Benoît Laliberté doit des dizaines de millions de dollars à l’impôt, le gouvernement lui réclame ainsi 56 millions (M$) en impôts, taxes et amendes sur 15 ans, depuis maintenant 11 ans… Pourquoi? Son cas « est tombé entre deux chaises », selon le syndic, rapporte La Presse.
Benoît Laliberté a été condamné en 2008 pour 41 infractions à la Loi sur les valeurs mobilières, en lien avec la manipulation du titre de sa compagnie d’informatique Jitec. Le juge lui avait donné environ trois ans, soit jusqu’en août 2011 pour payer les 976 862 $ d’amendes pour manipulations boursières auxquels il avait été finalement condamné, toutefois, ce dernier s’est placé sous la protection de la Loi sur la faillite et l’insolvabilité un mois avant l’échéance.
Avant de déclarer faillite, l’intimé avait déposé une proposition concordataire pour pouvoir rembourser une partie de ses dettes. Sauf qu’il proposait de payer 50 000 $ à Québec et Ottawa, alors que ces derniers réclamaient bien plus.
En 2013, un procureur de revenu Québec s’est entretenu avec le syndic, car il voulait interroger Benoît Laliberté. Toutefois l’avocat du fisc ne l’a jamais rencontré. « Personne ne m’a contacté », rapporte l’intimé à La Presse.
Le dossier serait ainsi tombé entre deux chaises, selon le syndic. Sylvain Proulx, du cabinet Primeau, Proulx et Associé avoue même ignorer qui a la charge du dossier. Résultat, à ce jour, Benoît Laliberté n’a payé que 75 000 $ sur les 55 M$ en impôts et taxes réclamés, ainsi que 25 000 $ sur ses amendes et frais de 976 862 $ pour manipulations boursières.
Le conseiller politique du ministre des Finances, Jean-Philippe Fournier, assure que l’affaire n’a pas été abandonnée. Selon ce qu’il a affirmé dans un courriel envoyé à La Presse, « un dossier de cette ampleur nécessite beaucoup de temps et peut parfois s’étirer en fonction de ses particularités ».
En 2021, le fisc fédéral a décidé de reprendre le dossier en main, même si l’intimé ne doit à ce dernier « que » 4,8 M$. Ottawa veut ainsi l’empêcher d’être libéré de faillite pour cinq ans, ou jusqu’à ce qu’il ait remboursé une part substantielle des millions qu’il doit aux contribuables.
Ottawa note que le compte de carte de crédit de Benoît Laliberté qui s’élevait à 813 406 $ en 2019 est remboursé « au fur et à mesure », ce qui laisserait penser que l’intimé aurait « une capacité de gain plus élevée que ce qu’il prétend », selon le fisc fédéral. L’intéressé, de son côté, assure que cette carte de crédit n’existe « pas du tout ».

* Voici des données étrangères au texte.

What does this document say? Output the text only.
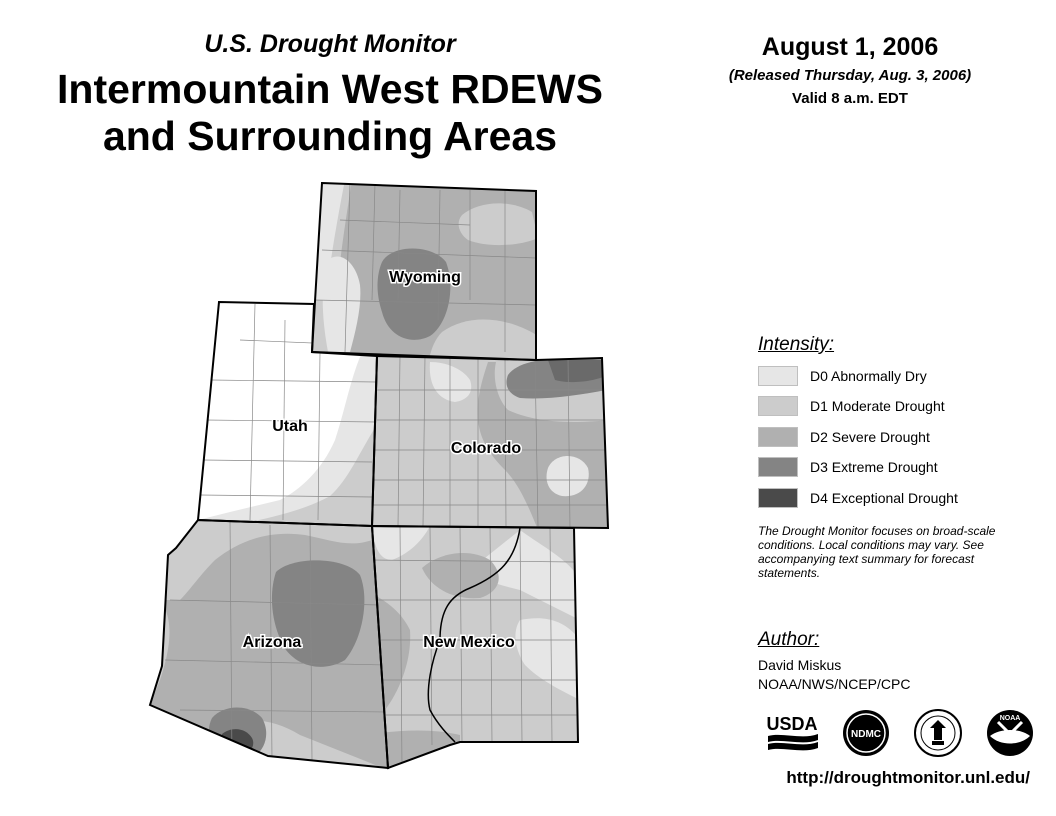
U.S. Drought Monitor
Intermountain West RDEWS
and Surrounding Areas
August 1, 2006
(Released Thursday, Aug. 3, 2006)
Valid 8 a.m. EDT
Wyoming
Utah
Colorado
Arizona	New Mexico
Intensity:
D0 Abnormally Dry
D1 Moderate Drought
D2 Severe Drought
D3 Extreme Drought
D4 Exceptional Drought
The Drought Monitor focuses on broad-scale conditions. Local conditions may vary. See accompanying text summary for forecast statements.
Author:
David Miskus
NOAA/NWS/NCEP/CPC
USDA
NDMC
NOAA
http://droughtmonitor.unl.edu/
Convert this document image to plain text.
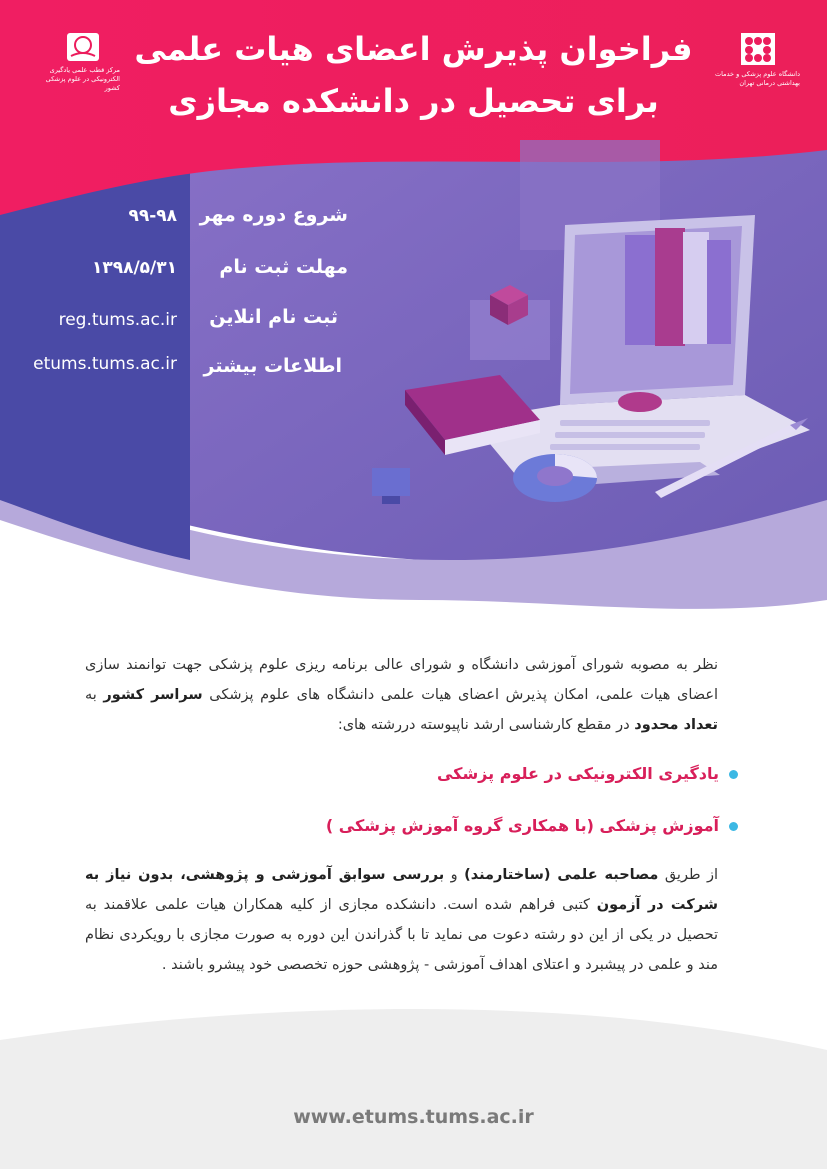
مرکز قطب علمی یادگیری الکترونیکی در علوم پزشکی کشور
دانشگاه علوم پزشکی و خدمات بهداشتی درمانی تهران
فراخوان پذیرش اعضای هیات علمی
برای تحصیل در دانشکده مجازی
شروع دوره مهر
۹۹-۹۸
مهلت ثبت نام
۱۳۹۸/۵/۳۱
ثبت نام انلاین
reg.tums.ac.ir
اطلاعات بیشتر
etums.tums.ac.ir
نظر به مصوبه شورای آموزشی دانشگاه و شورای عالی برنامه ریزی علوم پزشکی جهت توانمند سازی اعضای هیات علمی، امکان پذیرش اعضای هیات علمی دانشگاه های علوم پزشکی سراسر کشور به تعداد محدود در مقطع کارشناسی ارشد ناپیوسته دررشته های:
یادگیری الکترونیکی در علوم پزشکی
آموزش پزشکی (با همکاری گروه آموزش پزشکی )
از طریق مصاحبه علمی (ساختارمند) و بررسی سوابق آموزشی و پژوهشی، بدون نیاز به شرکت در آزمون کتبی فراهم شده است. دانشکده مجازی از کلیه همکاران هیات علمی علاقمند به تحصیل در یکی از این دو رشته دعوت می نماید تا با گذراندن این دوره به صورت مجازی با رویکردی نظام مند و علمی در پیشبرد و اعتلای اهداف آموزشی - پژوهشی حوزه تخصصی خود پیشرو باشند .
www.etums.tums.ac.ir
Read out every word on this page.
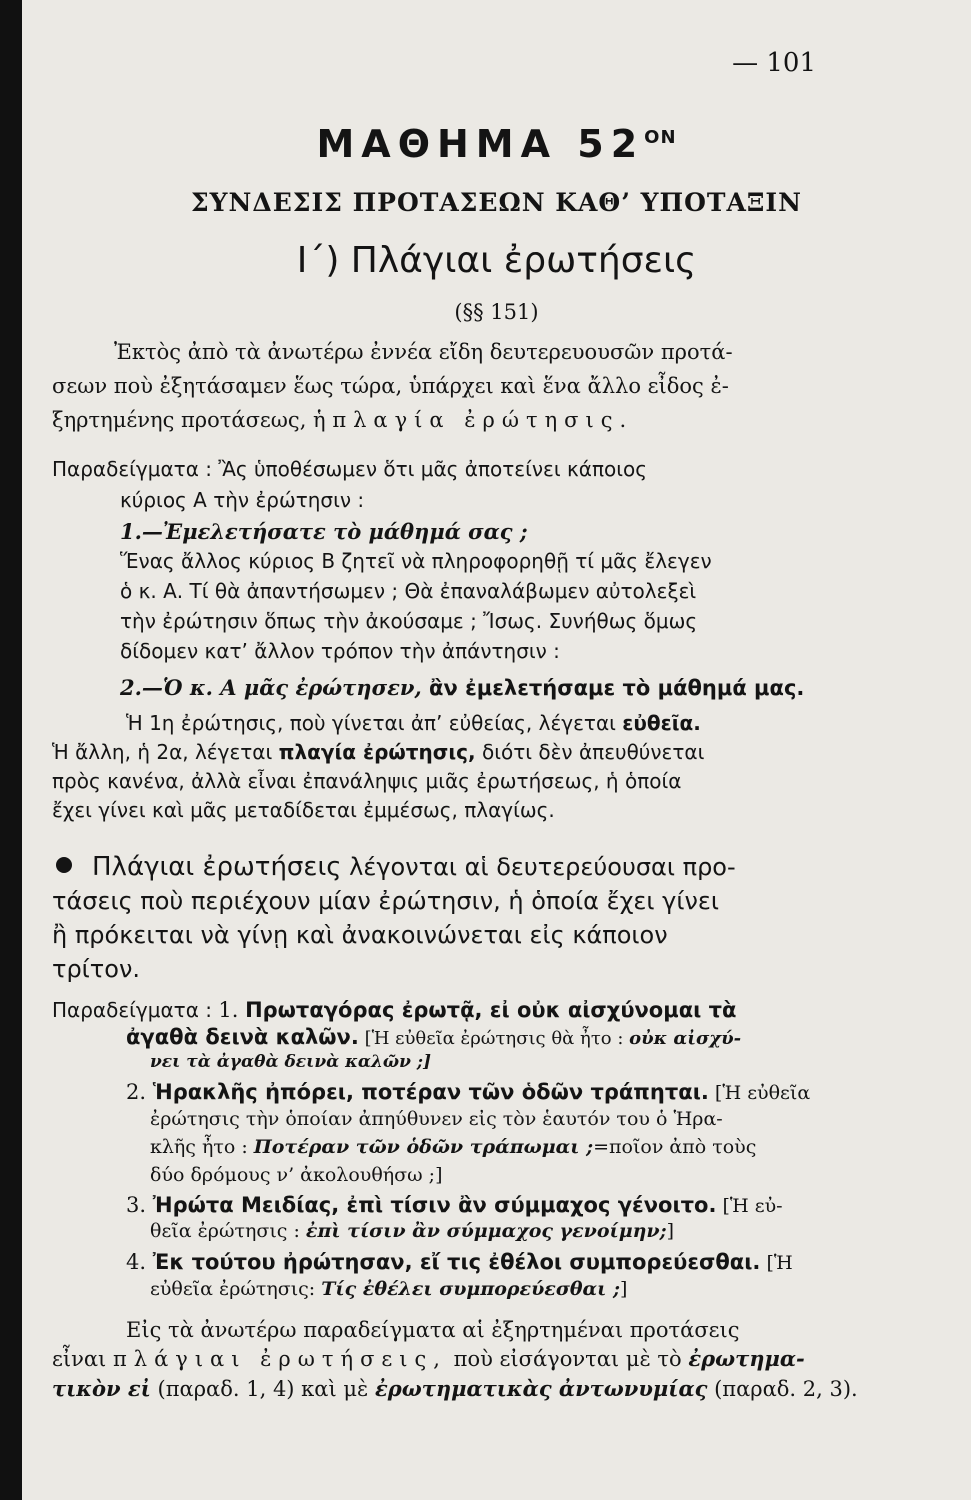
— 101
ΜΑΘΗΜΑ $52^{ON}$
ΣΥΝΔΕΣΙΣ ΠΡΟΤΑΣΕΩΝ ΚΑΘ’ ΥΠΟΤΑΞΙΝ
Ι΄) Πλάγιαι ἐρωτήσεις
(§§ 151)
Ἐκτὸς ἀπὸ τὰ ἀνωτέρω ἐννέα εἴδη δευτερευουσῶν προτά-
σεων ποὺ ἐξητάσαμεν ἕως τώρα, ὑπάρχει καὶ ἕνα ἄλλο εἶδος ἐ-
ξηρτημένης προτάσεως, ἡ πλαγία ἐρώτησις.
Παραδείγματα : Ἂς ὑποθέσωμεν ὅτι μᾶς ἀποτείνει κάποιος
κύριος Α τὴν ἐρώτησιν :
1.—Ἐμελετήσατε τὸ μάθημά σας ;
Ἕνας ἄλλος κύριος Β ζητεῖ νὰ πληροφορηθῇ τί μᾶς ἔλεγεν
ὁ κ. Α. Τί θὰ ἀπαντήσωμεν ; Θὰ ἐπαναλάβωμεν αὐτολεξεὶ
τὴν ἐρώτησιν ὅπως τὴν ἀκούσαμε ; Ἴσως. Συνήθως ὅμως
δίδομεν κατ’ ἄλλον τρόπον τὴν ἀπάντησιν :
2.—Ὁ κ. Α μᾶς ἐρώτησεν, ἂν ἐμελετήσαμε τὸ μάθημά μας.
Ἡ 1η ἐρώτησις, ποὺ γίνεται ἀπ’ εὐθείας, λέγεται εὐθεῖα.
Ἡ ἄλλη, ἡ 2α, λέγεται πλαγία ἐρώτησις, διότι δὲν ἀπευθύνεται
πρὸς κανένα, ἀλλὰ εἶναι ἐπανάληψις μιᾶς ἐρωτήσεως, ἡ ὁποία
ἔχει γίνει καὶ μᾶς μεταδίδεται ἐμμέσως, πλαγίως.
Πλάγιαι ἐρωτήσεις λέγονται αἱ δευτερεύουσαι προ-
τάσεις ποὺ περιέχουν μίαν ἐρώτησιν, ἡ ὁποία ἔχει γίνει
ἢ πρόκειται νὰ γίνῃ καὶ ἀνακοινώνεται εἰς κάποιον
τρίτον.
Παραδείγματα : 1. Πρωταγόρας ἐρωτᾷ, εἰ οὐκ αἰσχύνομαι τὰ
ἀγαθὰ δεινὰ καλῶν. [Ἡ εὐθεῖα ἐρώτησις θὰ ἦτο : οὐκ αἰσχύ-
νει τὰ ἀγαθὰ δεινὰ καλῶν ;]
2. Ἡρακλῆς ἠπόρει, ποτέραν τῶν ὁδῶν τράπηται. [Ἡ εὐθεῖα
ἐρώτησις τὴν ὁποίαν ἀπηύθυνεν εἰς τὸν ἑαυτόν του ὁ Ἡρα-
κλῆς ἦτο : Ποτέραν τῶν ὁδῶν τράπωμαι ;=ποῖον ἀπὸ τοὺς
δύο δρόμους ν’ ἀκολουθήσω ;]
3. Ἠρώτα Μειδίας, ἐπὶ τίσιν ἂν σύμμαχος γένοιτο. [Ἡ εὐ-
θεῖα ἐρώτησις : ἐπὶ τίσιν ἂν σύμμαχος γενοίμην;]
4. Ἐκ τούτου ἠρώτησαν, εἴ τις ἐθέλοι συμπορεύεσθαι. [Ἡ
εὐθεῖα ἐρώτησις: Τίς ἐθέλει συμπορεύεσθαι ;]
Εἰς τὰ ἀνωτέρω παραδείγματα αἱ ἐξηρτημέναι προτάσεις
εἶναι πλάγιαι ἐρωτήσεις, ποὺ εἰσάγονται μὲ τὸ ἐρωτημα-
τικὸν εἰ (παραδ. 1, 4) καὶ μὲ ἐρωτηματικὰς ἀντωνυμίας (παραδ. 2, 3).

Celui-ci assure ne plus rien avoir à son nom et ne pas avoir de revenu comme tel « autre que ce qui [lui] est versé par les fiducies pour vivre et pour manger ». Des fiducies dont il ne serait « ni bénéficiaire ni fiduciaire », tient-il à préciser, mais qui profiteraient plutôt à « ses proches ».
Visé par les Pandora Papers
Benoît Laliberté s’est créé un holding aux îles Vierges britanniques. Son cabinet de gestion extraterritoriale, Fidelity Corporate Services a vu plusieurs centaines de milliers de documents fuiter dans les Pandora Papers.
Parmi ces derniers, plusieurs montrent qu’il a utilisé son ex-conjointe et la Fiducie Résidence JAAM pour ouvrir trois sociétés dans ce paradis fiscal, à partir de 2013.
En 2015, Laliberté a fait créer deux autres sociétés aux îles Vierges britanniques : iFramed et internet Personal Communication System. Gilles Poliquin, un avocat, maintenant radié du barreau, qui a laissé un client utiliser son compte en fidéicommis pour détourner des fonds, serait leur actionnaire ou leur « propriétaire bénéficiaire ».
Malgré sa faillite fiscale et son déménagement, Benoît Laliberté et son ancienne conjointe détiennent plus de 8,3 millions en immobilier au Québec, en leurs noms propres ou à travers la fiducie et les entreprises qu’ils contrôlent. Ils possèdent également des propriétés aux États-Unis.